To literary buffs like me, on hearing the news that Ken Kesey’s classic novel One Flew Over the Cuckoo’s Nest turned 50 this week, it meant something special.

On the grand stage, One Flew Over the Cuckoo’s Nest is a novel about personal change and the shattering of traditional thinking. Kesey’s novel explored, with great minutia, the overruling conventions of society (symbolized by the asylum and, to a lesser degree, the asylum’s virulent workers). The book remains both a beautiful and symbolic testament about personal change — which is just up my alley.

For brand junkies like me, One Flew Over the Cuckoo’s Nest serves as a symbol for thinking differently. It asks us to shun the status quo. It teaches us that people, like brands, should not be controlled by fear and instead should take a leap into exciting, unchartered territory.

I’m reminded of when the character Chief, in the final scene of the book, rips a massive sink from the floor and heaves it through the asylum’s windows. Chief’s throw fractured the window, thus giving him liberation. An action eerily similar to Apple’s ground-breaking 1984 commercial, yes?

As if life ever has coincidences, just one day prior to hearing the news about the book’s anniversary, I was perusing films to watch online and stumbled upon Magic Trip. As IMDB describes it, Magic Trip is “a freewheeling portrait of Ken Kesey and the Merry Prankster’s fabled road trip across America.”
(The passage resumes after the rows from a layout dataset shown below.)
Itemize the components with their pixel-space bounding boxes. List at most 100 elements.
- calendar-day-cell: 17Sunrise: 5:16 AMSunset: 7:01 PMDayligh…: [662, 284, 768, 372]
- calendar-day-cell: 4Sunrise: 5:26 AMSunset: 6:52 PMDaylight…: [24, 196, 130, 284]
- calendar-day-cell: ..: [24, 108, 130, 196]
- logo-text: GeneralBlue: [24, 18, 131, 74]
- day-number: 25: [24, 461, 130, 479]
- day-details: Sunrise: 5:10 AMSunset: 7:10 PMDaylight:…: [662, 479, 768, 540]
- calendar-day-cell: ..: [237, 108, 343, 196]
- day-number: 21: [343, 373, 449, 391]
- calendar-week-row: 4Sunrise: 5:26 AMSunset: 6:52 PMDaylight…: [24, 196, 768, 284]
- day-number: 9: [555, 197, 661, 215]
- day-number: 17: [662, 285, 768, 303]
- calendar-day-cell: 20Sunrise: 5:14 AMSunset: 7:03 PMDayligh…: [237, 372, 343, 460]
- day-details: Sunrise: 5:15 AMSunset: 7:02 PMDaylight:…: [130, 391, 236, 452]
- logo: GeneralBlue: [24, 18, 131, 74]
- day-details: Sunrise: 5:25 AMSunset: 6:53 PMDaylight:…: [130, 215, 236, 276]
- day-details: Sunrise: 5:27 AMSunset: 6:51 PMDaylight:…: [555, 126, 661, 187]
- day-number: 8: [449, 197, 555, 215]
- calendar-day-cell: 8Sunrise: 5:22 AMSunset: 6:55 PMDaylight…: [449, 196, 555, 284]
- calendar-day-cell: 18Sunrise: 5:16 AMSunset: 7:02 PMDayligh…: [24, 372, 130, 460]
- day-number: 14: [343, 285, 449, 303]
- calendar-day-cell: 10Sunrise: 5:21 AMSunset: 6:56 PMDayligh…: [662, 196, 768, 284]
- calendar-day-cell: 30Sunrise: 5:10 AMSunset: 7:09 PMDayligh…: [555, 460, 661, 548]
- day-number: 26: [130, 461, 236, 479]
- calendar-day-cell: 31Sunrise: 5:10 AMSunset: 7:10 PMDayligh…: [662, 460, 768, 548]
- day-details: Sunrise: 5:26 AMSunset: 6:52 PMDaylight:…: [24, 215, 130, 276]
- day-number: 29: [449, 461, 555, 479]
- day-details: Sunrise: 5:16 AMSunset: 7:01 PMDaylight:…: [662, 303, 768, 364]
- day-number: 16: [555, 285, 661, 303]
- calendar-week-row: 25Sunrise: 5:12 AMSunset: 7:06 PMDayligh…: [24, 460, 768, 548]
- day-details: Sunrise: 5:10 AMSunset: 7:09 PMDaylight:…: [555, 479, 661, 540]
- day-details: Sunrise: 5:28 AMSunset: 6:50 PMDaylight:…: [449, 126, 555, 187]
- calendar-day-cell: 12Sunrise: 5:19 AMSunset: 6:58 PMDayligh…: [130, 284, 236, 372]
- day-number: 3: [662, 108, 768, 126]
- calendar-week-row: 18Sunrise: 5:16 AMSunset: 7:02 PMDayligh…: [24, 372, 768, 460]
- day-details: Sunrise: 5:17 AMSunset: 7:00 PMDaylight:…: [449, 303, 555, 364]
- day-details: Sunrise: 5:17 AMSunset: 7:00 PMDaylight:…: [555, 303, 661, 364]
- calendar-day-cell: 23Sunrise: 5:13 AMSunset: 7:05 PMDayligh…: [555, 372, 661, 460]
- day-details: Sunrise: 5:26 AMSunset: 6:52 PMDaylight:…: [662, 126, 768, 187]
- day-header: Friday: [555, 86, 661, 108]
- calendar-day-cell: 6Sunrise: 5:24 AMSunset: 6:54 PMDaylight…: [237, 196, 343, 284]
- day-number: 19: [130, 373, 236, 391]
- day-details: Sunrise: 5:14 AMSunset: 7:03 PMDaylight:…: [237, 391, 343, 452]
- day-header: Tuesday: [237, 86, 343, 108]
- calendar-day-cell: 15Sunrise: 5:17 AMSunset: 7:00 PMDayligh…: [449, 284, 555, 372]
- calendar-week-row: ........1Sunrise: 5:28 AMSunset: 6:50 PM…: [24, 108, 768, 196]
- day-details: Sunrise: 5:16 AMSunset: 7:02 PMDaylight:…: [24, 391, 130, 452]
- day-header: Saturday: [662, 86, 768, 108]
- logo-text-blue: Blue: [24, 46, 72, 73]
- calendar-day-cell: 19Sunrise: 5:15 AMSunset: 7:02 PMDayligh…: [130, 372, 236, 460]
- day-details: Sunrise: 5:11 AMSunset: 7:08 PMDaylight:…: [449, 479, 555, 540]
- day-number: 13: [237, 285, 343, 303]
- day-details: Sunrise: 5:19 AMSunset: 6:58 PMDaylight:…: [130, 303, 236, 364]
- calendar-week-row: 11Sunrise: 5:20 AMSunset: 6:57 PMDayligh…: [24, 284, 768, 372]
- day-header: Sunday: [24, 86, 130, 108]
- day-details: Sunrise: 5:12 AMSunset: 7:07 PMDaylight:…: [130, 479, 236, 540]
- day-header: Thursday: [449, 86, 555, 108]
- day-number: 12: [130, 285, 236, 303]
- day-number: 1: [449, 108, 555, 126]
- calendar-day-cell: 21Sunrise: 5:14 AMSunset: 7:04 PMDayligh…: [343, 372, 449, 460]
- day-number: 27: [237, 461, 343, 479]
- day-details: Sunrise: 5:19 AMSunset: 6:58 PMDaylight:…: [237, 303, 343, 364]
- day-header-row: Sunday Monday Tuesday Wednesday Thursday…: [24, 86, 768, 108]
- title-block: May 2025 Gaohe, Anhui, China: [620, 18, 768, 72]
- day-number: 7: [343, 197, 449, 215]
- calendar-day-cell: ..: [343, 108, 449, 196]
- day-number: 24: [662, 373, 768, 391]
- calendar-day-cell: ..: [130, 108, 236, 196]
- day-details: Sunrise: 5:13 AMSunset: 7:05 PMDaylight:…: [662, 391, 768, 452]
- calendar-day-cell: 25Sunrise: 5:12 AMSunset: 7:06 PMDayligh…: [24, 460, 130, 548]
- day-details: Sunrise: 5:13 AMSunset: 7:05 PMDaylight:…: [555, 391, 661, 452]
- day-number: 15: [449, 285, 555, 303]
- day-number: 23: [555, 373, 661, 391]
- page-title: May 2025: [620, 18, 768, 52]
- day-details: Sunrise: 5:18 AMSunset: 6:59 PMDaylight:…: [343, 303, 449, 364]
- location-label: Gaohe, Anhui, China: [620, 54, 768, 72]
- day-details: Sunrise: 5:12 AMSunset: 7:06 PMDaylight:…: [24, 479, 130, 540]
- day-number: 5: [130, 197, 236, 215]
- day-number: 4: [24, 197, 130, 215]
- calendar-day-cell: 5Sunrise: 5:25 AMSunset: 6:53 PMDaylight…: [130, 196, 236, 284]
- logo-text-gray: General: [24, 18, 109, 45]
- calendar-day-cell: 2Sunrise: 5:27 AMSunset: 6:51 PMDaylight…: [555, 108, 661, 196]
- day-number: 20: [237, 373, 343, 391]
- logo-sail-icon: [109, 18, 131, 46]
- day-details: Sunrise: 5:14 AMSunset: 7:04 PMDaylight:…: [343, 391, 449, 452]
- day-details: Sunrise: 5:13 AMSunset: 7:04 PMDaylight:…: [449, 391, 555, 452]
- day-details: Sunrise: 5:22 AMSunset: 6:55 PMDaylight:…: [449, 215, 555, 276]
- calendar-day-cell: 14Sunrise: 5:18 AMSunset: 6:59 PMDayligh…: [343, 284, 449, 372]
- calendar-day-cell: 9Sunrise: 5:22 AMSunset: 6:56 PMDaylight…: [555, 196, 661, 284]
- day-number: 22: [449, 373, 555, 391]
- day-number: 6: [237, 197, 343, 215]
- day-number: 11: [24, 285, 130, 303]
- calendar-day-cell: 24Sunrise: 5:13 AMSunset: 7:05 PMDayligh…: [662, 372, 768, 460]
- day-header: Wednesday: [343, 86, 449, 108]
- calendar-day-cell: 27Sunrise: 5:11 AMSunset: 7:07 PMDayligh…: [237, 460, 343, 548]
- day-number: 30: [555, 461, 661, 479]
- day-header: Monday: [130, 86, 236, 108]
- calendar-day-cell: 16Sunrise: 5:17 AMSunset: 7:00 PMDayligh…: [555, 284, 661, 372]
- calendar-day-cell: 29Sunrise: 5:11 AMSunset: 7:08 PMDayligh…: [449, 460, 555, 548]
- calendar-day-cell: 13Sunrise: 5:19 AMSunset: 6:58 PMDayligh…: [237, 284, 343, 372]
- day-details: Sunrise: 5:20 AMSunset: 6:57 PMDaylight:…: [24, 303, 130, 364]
In the film, Kesey and his comrades sauntered across America in their psychedelically painted bus named Further. It was a joy to see that Kesey sought to live the same explorative life he wrote of and skillfully shared with us in One Flew Over the Cuckoo’s Nest.

And to that, on the 50th anniversary of one of America’s finest novels, I salute you, Mr. Kesey. I thank you for one of the great road maps of unconventional wisdom.